Telling Stories, Making Places: Establishing Indigenous Authority in Towns and Missions of Spanish and Portuguese America

AHA Session 51
Conference on Latin American History 11
Thursday, January 3, 2013: 3:30 PM-5:30 PM
Bayside Ballroom A (Sheraton New Orleans)
Chair:
Brian P. Owensby, University of Virginia
Comment:
Yanna P. Yannakakis, Emory University

Session Abstract

This panel examines the ways in which indigenous peoples of Spanish and Portuguese America claimed, created, and performed authority in the sixteenth through eighteenth centuries.  Both the Spanish and Portuguese Crowns envisioned Indian leaders as invaluable intermediaries in their governance of the native peoples of the Americas. In this effort, the Spanish and Portuguese instituted formal new leadership roles that sometimes built on and manipulated pre-existing native leadership structures.  Native lords, now known as caciques, were to be the indigenous equivalent of the hereditary dukes and counts of the Iberian Peninsula. Cabildos (town councils), sometimes made up of non-noble Indians, were to share rule with caciques in the newly established towns and missions.  As part of the Iberian Christianizing effort, cofradias (religious confraternities) were also introduced and become important avenues for defining indigenous leadership.

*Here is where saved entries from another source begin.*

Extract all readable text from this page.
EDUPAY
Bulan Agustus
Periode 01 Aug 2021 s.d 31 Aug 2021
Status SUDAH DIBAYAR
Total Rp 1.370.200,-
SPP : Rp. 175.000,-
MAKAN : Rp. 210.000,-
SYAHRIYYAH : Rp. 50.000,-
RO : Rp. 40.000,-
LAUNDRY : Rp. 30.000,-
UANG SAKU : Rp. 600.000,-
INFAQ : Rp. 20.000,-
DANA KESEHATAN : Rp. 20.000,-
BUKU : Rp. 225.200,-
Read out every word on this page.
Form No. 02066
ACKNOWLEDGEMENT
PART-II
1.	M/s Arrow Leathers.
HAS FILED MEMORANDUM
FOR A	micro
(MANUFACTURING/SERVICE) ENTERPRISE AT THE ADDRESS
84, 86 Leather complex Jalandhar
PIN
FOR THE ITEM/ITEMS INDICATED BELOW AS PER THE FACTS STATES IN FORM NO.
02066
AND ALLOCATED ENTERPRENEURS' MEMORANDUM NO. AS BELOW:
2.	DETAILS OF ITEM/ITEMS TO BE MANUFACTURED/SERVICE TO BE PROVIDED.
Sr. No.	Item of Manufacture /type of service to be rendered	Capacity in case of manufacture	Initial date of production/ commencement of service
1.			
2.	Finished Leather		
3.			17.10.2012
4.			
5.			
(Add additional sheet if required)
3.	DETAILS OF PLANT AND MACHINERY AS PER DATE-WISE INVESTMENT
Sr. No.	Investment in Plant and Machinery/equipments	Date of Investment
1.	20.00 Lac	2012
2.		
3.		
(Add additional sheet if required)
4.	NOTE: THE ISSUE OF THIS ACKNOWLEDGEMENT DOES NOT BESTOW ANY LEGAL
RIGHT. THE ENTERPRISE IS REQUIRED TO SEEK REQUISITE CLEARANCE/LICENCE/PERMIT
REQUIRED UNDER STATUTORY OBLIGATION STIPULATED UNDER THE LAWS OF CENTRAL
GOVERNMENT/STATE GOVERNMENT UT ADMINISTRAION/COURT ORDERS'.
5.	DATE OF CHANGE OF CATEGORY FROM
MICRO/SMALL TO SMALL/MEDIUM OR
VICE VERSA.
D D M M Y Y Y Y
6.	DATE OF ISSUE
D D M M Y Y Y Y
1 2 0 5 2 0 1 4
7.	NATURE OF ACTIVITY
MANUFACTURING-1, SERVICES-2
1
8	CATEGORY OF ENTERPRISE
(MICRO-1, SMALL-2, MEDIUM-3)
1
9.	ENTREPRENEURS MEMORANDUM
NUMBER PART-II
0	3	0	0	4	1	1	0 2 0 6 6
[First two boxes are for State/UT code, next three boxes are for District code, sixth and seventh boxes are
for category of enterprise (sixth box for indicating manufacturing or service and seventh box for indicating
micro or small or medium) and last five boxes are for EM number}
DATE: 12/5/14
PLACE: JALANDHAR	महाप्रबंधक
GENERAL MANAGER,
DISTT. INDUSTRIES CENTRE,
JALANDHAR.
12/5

How did indigenous people turn these authority structures to their own ends, to create legitimate authority within towns and missions? This panel approaches that question from Spanish, Portuguese, Dutch, and Guaraní sources. Creating and manipulating histories were frequently key to maintaining authority. Whether through letter writing or the performativity of architecture and wardrobe, indigenous authorities created the stories that justified their rule. But their rule was not over an abstract territory, but rather over the tangible places of towns and missions. What gave these places meaning so that caciques’ or cabildos’ claims to authority over a town or mission mattered? Case studies are drawn from the Andes, the missions of Río de la Plata, and colonial Brazil.